28 marzo 2024
Aggiornato 11:00
Mafie

Nando Dalla Chiesa al Diario: la mafia ha preso legnate, ora c'è la 'ndrangheta che colonizza il Nord

Intervista a Nando Dalla Chiesa, figlio del generale dei Carabinieri Carlo Alberto assassinato dalla mafia il 3 settembre 1982. Ecco cosa ci ha detto a proposito della mafia, e di cosa dobbiamo avere oggi davvero paura

BIELLA - «La mafia siciliana ha preso molte batoste e quindi è arretrata, anche per via delle leggi nate dopo le stragi degli anni Novanta». A parlare in un incontro a Biella organizzato da Libera e dalla Fondazione Biella Domani dedicato alla figura di Pio La Torre è Nando Dalla Chiesa, sociologo, scrittore e politico, figlio del generale dei Carabinieri Carlo Alberto assassinato dalla mafia il 3 settembre 1982 insieme alla moglie, Emanuela Setti Carraro, e all'agente Domenico Russo. "A fare paura, oggi, è soprattutto la 'ndrangheta. E non tanto, o non solo, al Sud, ma soprattutto al Nord. Qui vedo la vera emergenza" denuncia Dalla Chiesa. 

Le mafie vanno dove ci sono i soldi
In effetti lo scioglimento di tutta una serie di comuni per infiltrazioni mafiose "lo dimostra». Le mafie - spiega - vanno dove c'è il denaro. E oggi l'associazione più forte e aggressiva è proprio 'Ndrangheta, lo dicono tutti gli studi e i rapporti».

La Torre era inavvicinabile, non come i politici di oggi
«La mafia ha una straordinaria capacità di scegliere e soprattutto di riconoscere i proprio nemici. Pio La Torre era quindi un uomo, per la mafia, inavvicinabile. Perché lui si informava su tutti e su tutto. Al punto da non frequentare ambienti dove poteva avere il solo sospetto di incontrare persone legate alla mafia, nella Sicilia degli anni Cinquanta e Sessanta». Oggi invece siamo in un'epoca in cui "i politici difendono i loro rapporti, documentati con fotografie, dicendo di non poter conoscere tutte le persone con cui si intrattengono relazioni o contatti... A Pio La Torre non poteva capitare». La lotta alla mafia da parte dello Stato è stata decisiva dopo le strage degli anni Novanta, "la lotta del sindacalista e politico, comunista, Pio La Torre, e di mio padre, invece, è una lotta solitaria e tragica per l'epilogo». 

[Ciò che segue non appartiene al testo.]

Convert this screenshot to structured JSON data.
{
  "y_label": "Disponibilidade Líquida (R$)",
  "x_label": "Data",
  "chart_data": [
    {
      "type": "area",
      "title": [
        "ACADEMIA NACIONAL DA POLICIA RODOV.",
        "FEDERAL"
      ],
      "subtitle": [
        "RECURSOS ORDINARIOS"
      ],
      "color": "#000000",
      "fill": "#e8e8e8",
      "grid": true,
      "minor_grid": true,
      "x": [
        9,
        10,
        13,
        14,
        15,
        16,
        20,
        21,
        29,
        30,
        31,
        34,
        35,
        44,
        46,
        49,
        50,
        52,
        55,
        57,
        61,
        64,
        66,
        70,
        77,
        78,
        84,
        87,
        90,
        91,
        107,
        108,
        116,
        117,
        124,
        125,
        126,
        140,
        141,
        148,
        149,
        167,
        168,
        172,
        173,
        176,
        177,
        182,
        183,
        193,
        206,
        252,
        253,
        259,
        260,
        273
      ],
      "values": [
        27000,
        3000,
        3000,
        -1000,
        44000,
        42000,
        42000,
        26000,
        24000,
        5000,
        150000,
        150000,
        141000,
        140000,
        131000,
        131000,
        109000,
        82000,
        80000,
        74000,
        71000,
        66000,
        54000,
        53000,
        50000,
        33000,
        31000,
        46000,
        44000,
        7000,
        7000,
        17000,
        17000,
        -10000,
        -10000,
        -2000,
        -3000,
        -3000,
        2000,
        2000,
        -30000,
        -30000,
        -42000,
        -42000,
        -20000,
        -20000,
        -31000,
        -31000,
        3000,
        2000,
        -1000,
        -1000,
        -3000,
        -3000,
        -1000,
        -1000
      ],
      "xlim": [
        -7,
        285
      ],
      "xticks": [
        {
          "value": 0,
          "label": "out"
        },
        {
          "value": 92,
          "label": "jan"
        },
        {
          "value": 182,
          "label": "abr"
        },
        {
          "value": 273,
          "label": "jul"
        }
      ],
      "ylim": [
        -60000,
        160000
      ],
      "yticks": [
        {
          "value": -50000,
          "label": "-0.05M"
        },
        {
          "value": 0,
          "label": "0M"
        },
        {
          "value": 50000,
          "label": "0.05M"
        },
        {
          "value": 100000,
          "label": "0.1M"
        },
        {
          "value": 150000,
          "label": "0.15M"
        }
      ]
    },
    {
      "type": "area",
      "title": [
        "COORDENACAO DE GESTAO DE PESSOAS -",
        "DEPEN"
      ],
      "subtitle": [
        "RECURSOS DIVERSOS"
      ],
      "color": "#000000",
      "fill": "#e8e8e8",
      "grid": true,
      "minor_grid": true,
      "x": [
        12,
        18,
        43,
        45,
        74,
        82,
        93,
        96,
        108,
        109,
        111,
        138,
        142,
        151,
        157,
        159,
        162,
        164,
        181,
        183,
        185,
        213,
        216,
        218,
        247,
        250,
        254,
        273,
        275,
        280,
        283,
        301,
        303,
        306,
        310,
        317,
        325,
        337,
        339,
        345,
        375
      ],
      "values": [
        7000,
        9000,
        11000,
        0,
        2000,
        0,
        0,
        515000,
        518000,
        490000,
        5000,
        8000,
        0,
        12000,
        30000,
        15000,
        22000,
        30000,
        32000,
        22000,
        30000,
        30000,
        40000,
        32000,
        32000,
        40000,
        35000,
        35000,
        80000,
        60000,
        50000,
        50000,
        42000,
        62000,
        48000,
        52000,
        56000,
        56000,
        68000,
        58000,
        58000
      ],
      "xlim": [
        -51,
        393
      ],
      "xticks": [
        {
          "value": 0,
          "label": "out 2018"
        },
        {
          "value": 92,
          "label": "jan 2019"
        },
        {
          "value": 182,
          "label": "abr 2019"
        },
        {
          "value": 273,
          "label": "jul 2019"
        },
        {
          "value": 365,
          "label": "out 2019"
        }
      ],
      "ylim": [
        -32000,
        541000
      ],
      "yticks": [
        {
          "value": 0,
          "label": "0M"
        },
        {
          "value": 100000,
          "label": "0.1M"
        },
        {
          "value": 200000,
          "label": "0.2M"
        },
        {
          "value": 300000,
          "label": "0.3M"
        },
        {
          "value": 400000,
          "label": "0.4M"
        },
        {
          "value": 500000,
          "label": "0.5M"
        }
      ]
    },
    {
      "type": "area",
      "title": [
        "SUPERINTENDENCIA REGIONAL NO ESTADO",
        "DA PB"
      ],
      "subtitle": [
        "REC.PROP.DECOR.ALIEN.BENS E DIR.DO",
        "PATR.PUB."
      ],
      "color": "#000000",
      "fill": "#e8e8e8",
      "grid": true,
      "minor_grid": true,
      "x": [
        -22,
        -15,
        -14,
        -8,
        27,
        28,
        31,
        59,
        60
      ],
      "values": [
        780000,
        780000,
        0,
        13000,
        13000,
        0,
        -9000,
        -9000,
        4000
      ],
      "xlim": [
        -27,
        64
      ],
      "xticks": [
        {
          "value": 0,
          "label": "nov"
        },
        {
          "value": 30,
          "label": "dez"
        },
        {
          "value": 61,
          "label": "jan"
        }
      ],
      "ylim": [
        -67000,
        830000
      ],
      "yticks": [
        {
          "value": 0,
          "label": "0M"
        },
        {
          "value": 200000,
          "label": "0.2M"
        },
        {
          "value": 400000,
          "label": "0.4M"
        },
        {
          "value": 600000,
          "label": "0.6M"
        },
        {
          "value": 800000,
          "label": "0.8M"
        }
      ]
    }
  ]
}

Cosa ha lasciato in eredità, a Palermo e in Sicilia, la battaglia suo padre, il generale dell’Arma dei Carabinieri, Carlo Alberto Dalla Chiesa?
Credo abbia lasciato a tutto il Paese un’eredità. Ed è il segno che le istituzioni vanno messa davanti a tutto. Che bisogna avere il coraggio della verità, di sapersi rivolgere a tutti i cittadini per trarne il meglio. E’ stata una storia terribile e contemporaneamente luminosa.

La mafia non uccide e spara di meno, ma non è certo stata sconfitta…
Ha preso delle legnate, Cosa Nostra siciliana. Ma ‘ndrangheta è cresciuta molto, soprattutto al Nord. La partita decisiva, oggi, quindi, è al Nord e con l’ ‘ndrangheta.

Com’è cambiata la mafia? E’ una mafia 2.0?
No. Sta arretrando, anche se non sappiamo quanto. Sicuramente ha dei rapporti con la politica, che non sono mai davvero finiti. Certo non ha la forza d’urto che aveva allora. E anche vero che lo Stato dopo le stragi degli anni Novanta ha fatto più di quello che avesse fatto prima. Oggi c’è la legge La Torre-Rognoni, sul reato di associazione mafiosa che prevede per esempio la confisca dei beni. E’ cresciuto il movimento anti mafia. Ora il compito fondamentale ce l’ha il Nord, ma non commemorare quanto fatto al Sud, ma di combattere l’ ‘ndrangheta che cerca di colonizzarlo.